InfoQ has spoken with Rieseberg to learn more about his experience.

You describe a gradual approach to enabling TypeScript’s compiler options. Could you provide more details on what options can be enabled from the very early stages, and which ones turned out to require more work on the existing code?

Felix Rieseberg: I believe that the any type is one of the strongest arguments for moving a code base into TypeScript. It allows you to slowly replace those any declarations with more specific types and interfaces over time. As the use of types grows, one will sooner or later enjoy the abstractions offered by intersection and union types, which can be daunting to developers new to type systems. In my personal view, a gradual adoption of TypeScript is mostly powered by its ability to accept existing JavaScript – TypeScript will attempt to understand your code and support your development as much as possible, but it will not refuse to be of assistance if you do not have the time to port your whole code base over in one go.
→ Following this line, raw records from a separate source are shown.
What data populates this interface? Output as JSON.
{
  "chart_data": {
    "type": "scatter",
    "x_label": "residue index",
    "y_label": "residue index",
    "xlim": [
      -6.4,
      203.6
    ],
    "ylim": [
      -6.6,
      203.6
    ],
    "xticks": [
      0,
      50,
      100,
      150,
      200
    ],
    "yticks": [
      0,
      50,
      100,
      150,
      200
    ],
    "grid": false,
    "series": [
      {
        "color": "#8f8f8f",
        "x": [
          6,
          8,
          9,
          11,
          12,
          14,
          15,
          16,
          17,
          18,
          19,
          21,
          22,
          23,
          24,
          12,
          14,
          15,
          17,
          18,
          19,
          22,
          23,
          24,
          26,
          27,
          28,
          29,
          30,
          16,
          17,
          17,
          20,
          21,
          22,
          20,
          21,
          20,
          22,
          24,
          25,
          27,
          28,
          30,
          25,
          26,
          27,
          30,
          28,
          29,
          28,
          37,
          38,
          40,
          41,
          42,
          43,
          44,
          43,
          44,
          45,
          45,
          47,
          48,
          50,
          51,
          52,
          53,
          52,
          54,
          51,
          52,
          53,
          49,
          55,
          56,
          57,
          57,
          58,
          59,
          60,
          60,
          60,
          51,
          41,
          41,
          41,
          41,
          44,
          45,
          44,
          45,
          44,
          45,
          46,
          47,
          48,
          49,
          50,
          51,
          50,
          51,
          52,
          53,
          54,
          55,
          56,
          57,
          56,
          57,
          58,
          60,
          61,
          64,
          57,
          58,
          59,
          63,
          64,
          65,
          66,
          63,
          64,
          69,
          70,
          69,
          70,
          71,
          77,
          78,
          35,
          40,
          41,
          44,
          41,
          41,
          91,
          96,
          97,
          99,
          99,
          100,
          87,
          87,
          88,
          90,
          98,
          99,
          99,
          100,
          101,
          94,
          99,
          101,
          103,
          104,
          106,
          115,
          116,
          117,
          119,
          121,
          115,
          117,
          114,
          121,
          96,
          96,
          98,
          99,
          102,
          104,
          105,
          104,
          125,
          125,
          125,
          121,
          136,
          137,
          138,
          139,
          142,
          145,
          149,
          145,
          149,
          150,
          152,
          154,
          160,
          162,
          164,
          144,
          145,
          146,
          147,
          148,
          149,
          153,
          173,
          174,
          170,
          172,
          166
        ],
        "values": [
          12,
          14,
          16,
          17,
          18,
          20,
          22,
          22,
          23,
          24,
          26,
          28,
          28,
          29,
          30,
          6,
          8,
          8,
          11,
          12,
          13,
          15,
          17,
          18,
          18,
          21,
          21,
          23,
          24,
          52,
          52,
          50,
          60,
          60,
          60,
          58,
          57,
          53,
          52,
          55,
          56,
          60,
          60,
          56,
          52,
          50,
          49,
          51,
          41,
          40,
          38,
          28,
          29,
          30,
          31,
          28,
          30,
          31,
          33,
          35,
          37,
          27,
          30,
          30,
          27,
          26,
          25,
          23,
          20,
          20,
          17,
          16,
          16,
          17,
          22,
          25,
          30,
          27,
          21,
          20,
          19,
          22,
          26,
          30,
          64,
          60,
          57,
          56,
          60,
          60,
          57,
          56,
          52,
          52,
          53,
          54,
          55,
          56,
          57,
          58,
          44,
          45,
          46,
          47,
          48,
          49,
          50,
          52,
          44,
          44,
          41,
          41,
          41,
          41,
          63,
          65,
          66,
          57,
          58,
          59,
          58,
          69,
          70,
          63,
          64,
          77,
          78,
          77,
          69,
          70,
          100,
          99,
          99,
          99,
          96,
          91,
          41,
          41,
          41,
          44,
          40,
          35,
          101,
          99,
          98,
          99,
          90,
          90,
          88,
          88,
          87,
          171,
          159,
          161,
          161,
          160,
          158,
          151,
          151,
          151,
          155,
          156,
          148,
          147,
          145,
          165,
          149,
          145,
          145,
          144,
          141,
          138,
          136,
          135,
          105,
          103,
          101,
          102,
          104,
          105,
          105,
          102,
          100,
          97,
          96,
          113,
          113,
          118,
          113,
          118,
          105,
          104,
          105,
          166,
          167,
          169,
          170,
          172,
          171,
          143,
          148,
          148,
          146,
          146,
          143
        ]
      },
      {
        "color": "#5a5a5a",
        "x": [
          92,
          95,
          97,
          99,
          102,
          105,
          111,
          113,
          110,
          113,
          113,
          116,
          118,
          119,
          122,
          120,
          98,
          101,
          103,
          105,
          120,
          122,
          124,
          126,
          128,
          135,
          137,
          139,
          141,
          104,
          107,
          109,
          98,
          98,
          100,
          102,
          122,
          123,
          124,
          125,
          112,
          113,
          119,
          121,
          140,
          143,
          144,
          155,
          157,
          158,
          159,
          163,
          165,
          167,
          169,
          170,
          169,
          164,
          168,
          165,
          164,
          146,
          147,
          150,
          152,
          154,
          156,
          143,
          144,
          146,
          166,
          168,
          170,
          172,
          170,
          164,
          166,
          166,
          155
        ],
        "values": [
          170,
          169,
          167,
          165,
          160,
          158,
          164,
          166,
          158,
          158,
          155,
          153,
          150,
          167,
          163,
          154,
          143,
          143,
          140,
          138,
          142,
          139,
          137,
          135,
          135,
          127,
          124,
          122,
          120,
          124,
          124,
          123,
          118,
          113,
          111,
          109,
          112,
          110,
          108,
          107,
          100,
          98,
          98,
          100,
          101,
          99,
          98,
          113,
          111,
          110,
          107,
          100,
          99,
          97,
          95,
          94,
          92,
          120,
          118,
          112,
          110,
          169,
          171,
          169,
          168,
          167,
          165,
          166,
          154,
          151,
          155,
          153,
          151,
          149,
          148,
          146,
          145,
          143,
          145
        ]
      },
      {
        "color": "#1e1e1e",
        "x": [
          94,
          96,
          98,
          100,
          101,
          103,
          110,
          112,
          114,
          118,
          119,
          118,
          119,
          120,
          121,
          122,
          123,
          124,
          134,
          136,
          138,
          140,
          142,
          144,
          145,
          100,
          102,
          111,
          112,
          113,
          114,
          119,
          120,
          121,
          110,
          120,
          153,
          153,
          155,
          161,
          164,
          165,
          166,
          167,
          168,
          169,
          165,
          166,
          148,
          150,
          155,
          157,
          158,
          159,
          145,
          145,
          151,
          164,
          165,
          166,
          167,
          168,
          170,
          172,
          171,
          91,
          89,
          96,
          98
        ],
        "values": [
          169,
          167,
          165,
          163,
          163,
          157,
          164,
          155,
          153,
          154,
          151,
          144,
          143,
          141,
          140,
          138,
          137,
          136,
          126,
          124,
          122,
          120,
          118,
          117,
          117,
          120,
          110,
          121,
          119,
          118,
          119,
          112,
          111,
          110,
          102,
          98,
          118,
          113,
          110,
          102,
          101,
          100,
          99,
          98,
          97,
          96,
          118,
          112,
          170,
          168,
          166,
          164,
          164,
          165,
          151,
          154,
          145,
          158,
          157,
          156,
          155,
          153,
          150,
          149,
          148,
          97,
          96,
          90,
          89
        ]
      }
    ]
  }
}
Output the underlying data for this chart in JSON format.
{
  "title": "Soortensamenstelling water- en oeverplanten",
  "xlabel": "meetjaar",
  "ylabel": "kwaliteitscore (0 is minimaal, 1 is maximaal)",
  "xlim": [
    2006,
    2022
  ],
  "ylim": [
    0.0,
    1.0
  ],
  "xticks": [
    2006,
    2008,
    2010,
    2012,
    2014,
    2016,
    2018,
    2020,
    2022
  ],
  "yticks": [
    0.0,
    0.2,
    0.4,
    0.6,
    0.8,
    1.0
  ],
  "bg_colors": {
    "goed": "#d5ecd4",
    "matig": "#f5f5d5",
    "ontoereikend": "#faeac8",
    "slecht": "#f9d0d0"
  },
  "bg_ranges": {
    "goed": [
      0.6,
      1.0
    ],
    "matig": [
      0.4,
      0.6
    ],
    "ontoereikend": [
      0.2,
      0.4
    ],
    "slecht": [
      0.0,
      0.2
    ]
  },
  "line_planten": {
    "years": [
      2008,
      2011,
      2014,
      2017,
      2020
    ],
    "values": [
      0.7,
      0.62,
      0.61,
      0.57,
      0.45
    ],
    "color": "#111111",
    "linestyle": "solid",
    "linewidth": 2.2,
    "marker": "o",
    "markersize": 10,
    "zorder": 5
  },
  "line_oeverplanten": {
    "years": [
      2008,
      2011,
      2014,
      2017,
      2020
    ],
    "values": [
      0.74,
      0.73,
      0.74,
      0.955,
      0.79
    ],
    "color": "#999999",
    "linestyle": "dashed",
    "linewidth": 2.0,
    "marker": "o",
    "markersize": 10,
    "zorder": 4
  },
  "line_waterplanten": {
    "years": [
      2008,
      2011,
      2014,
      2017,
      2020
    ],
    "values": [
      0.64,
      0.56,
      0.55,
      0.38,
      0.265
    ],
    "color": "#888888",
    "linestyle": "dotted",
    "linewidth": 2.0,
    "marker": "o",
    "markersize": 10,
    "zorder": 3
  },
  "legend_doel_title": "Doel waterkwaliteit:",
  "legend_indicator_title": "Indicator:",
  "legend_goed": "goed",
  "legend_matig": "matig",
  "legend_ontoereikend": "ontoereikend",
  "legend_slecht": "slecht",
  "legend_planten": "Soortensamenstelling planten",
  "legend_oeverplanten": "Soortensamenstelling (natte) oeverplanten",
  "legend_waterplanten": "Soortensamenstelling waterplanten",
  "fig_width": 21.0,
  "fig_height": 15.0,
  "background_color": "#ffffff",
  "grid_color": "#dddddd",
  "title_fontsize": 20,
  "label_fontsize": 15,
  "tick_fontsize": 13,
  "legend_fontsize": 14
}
Moving from a dynamically-typed to a strictly-typed language sometimes leads to the opening up of opportunities to re-design things. Have you had any such experience at Slack?

Rieseberg: Our conversion to TypeScript was mostly done by our developer OJ Kwon, who started the conversion quickly after joining our team. He found many opportunities to improve our existing code base. In particular, porting over to TypeScript helped us understand the flow of data inside our architecture a bit better, but to a bigger extent, revisiting existing code is always an invitation to rethink the taken approach.

At the language level, which of its features helped you to build an expressive type-system?

Rieseberg: I particularly enjoy declaration merging, allowing us to reuse existing types and declarations to express the objects we’re dealing with. Also, while certainly less interesting, string literal types can be found everywhere in our codebase.

One of TypeScript’s strength that you highlight is its being a superset of JavaScript. On the other hand, being so means you cannot be really sure about anything that you get from the pure-JavaScript layer of your app. What has been your approach to this? Was it in any way problematic?

Rieseberg: It's important to point out that TypeScript comes with a sidekick called Salsa - a development server that provides a TypeScript-like experience while working with JavaScript. It's the engine that powers Visual Studio Code's understanding of your JavaScript. We fared well with a combination of TypeScript, declaration files, and usage of Salsa during development. I personally enjoy TypeScript's approach with definition files.